Marks & Spencer has today reported a better-than-expected 8.1% rise in like-for-like sales over the Christmas trading period, driven by market-leading growth in food and a strong performance in womenswear.
Like-for-like food sales rose 9.9% in the 13 weeks to December 30, ahead of the most optimistic analyst forecasts, while clothing and home growth of 4.8% also soundly beat market expectations of a 2.8% rise.
The group said in food it outperformed the rest of Britain's grocery market, with 7% volume growth, while its clothing and home categories also grew ahead of the market.
Chief executive Stuart Machin said M&S had "sustained sales momentum" across food and clothing and home over the Christmas period.
"We enter 2024 with a spring in our step, but clear eyed on the near-term challenges," he said.
The 140-year old group, whose quality food offer is a favourite with festive shoppers, said it faced additional cost increases from higher-than-anticipated wage and business rates related cost inflation.
But it said its strong Christmas trading performance provided confidence it would meet forecasts for the year.

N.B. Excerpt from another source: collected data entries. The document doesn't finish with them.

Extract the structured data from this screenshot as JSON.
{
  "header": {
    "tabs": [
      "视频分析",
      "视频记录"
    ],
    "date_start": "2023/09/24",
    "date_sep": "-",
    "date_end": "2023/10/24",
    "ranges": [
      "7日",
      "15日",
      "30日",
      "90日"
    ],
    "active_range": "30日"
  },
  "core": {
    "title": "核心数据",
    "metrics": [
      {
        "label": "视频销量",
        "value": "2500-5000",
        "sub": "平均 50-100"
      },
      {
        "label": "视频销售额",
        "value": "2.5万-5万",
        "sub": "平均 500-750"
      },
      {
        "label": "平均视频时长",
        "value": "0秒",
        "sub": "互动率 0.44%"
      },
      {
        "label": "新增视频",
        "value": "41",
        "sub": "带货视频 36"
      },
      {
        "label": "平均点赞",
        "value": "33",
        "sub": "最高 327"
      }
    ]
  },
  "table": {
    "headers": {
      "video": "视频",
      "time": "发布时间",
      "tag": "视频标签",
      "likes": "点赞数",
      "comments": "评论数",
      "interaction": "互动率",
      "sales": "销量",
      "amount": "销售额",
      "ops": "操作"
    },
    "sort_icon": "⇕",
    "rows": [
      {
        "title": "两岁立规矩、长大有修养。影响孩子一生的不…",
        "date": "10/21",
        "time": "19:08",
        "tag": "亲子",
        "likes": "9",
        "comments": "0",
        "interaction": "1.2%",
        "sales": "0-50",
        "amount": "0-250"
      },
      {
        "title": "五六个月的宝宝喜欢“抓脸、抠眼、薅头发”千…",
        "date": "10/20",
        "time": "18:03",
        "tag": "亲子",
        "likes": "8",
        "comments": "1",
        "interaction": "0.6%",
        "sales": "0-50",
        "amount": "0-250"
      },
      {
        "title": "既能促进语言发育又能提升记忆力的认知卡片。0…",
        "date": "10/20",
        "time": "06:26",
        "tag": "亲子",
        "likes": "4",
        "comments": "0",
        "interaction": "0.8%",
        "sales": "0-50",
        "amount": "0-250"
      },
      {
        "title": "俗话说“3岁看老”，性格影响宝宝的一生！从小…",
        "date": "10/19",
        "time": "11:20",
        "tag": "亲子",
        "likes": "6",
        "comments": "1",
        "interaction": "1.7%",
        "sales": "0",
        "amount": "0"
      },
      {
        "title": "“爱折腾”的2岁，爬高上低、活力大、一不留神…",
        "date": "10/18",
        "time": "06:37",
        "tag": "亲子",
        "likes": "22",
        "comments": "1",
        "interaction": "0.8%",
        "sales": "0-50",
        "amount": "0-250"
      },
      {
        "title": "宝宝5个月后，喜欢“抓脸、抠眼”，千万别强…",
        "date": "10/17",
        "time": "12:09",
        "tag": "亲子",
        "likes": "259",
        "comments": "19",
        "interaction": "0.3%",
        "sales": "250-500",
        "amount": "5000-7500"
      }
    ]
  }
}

Analysts currently expect pretax profit for the full year before adjusting items to come in at £663m, up from £482m in 2022/23.
Marks & Spencer said today that its Irish customers were drawn to its food offering, including products from its growing range of Irish producers that included fresh Irish turkeys from Grove Farm in Co Monaghan, Irish Spiced Beef from Co Tipperary and Lir Chocolates from Co Meath.
M&S Ireland said it continues to increase its local supply base and support Irish producers.
It also supported local employment here, hiring 400 people for the Christmas season, with some staying on with permanent contracts.
Meanwhile, the M&S CEO said the retailer is expecting some slight delay in clothing and home deliveries from disruption to shipping in the Red Sea.
"We're expecting maybe some slight delay," chief executive Stuart Machin told reporters today, adding that February and March would be affected.